*651Judgment, Supreme Court, New York County (Eileen A. Rakower, J.), entered July 25, 2014, granting the petition brought pursuant to CPLR article 78 to annul a resolution of respondent Board of Standards and Appeals of the City of New York, dated December 17, 2013, which denied the application of petitioner to register a wall sign as a nonconforming advertising sign, unanimously affirmed, without costs.

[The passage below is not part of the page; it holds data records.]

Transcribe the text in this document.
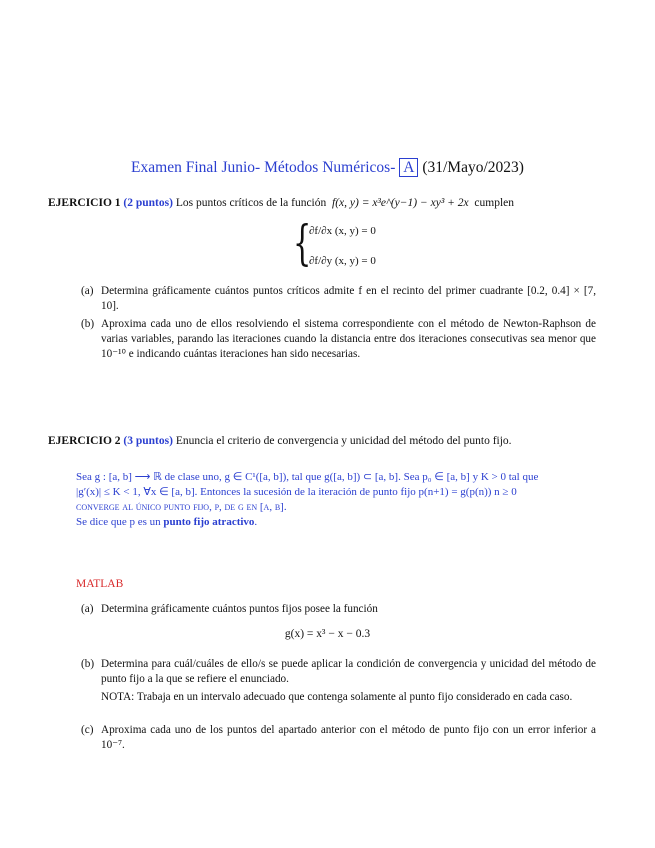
Examen Final Junio- Métodos Numéricos- A (31/Mayo/2023)
EJERCICIO 1 (2 puntos) Los puntos críticos de la función f(x, y) = x³e^(y−1) − xy³ + 2x cumplen
{
∂f/∂x (x, y) = 0
∂f/∂y (x, y) = 0
(a) Determina gráficamente cuántos puntos críticos admite f en el recinto del primer cuadrante [0.2, 0.4] × [7, 10].
(b) Aproxima cada uno de ellos resolviendo el sistema correspondiente con el método de Newton-Raphson de varias variables, parando las iteraciones cuando la distancia entre dos iteraciones consecutivas sea menor que 10⁻¹⁰ e indicando cuántas iteraciones han sido necesarias.
EJERCICIO 2 (3 puntos) Enuncia el criterio de convergencia y unicidad del método del punto fijo.
Sea g : [a, b] ⟶ ℝ de clase uno, g ∈ C¹([a, b]), tal que g([a, b]) ⊂ [a, b]. Sea p₀ ∈ [a, b] y K > 0 tal que
|g′(x)| ≤ K < 1, ∀x ∈ [a, b]. Entonces la sucesión de la iteración de punto fijo p(n+1) = g(p(n)) n ≥ 0
converge al único punto fijo, p, de g en [a, b].
Se dice que p es un punto fijo atractivo.
MATLAB
(a) Determina gráficamente cuántos puntos fijos posee la función
g(x) = x³ − x − 0.3
(b) Determina para cuál/cuáles de ello/s se puede aplicar la condición de convergencia y unicidad del método de punto fijo a la que se refiere el enunciado.
NOTA: Trabaja en un intervalo adecuado que contenga solamente al punto fijo considerado en cada caso.
(c) Aproxima cada uno de los puntos del apartado anterior con el método de punto fijo con un error inferior a 10⁻⁷.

The determination that an “art installation” that was displayed between 1979 and 1989 on the 4,500 square-foot wall sign, now owned by petitioner, was not an “advertising sign” within the meaning of New York City Zoning Resolution § 12-10, and therefore that the legal nonconforming advertising sign use of the sign was discontinued pursuant to Zoning Resolution § 52-61, involved “a pure legal question that does not mandate deference to the BSA” (Matter of Toys “R” Us v Silva, 89 NY2d 411, 419 [1996]). Although the installation might not have comported with conventional notions of what constitutes advertising, the court correctly found that it met Zoning Resolution § 12-10’s definition of “advertising sign,” as a sign that “directs attention to a business, profession, commodity, service or entertainment conducted, sold, or offered elsewhere than upon the same zoning lot.” The installation directed attention to the artist, who, inter alia, sold off the installation in pieces when it was dismantled, 10 years after it first appeared. Accordingly, because the wall sign maintained its character as an advertising sign, the nonconforming use was not extinguished.
Concur—Mazzarelli, J.P., ManzanetDaniels, Kapnick and Webber, JJ.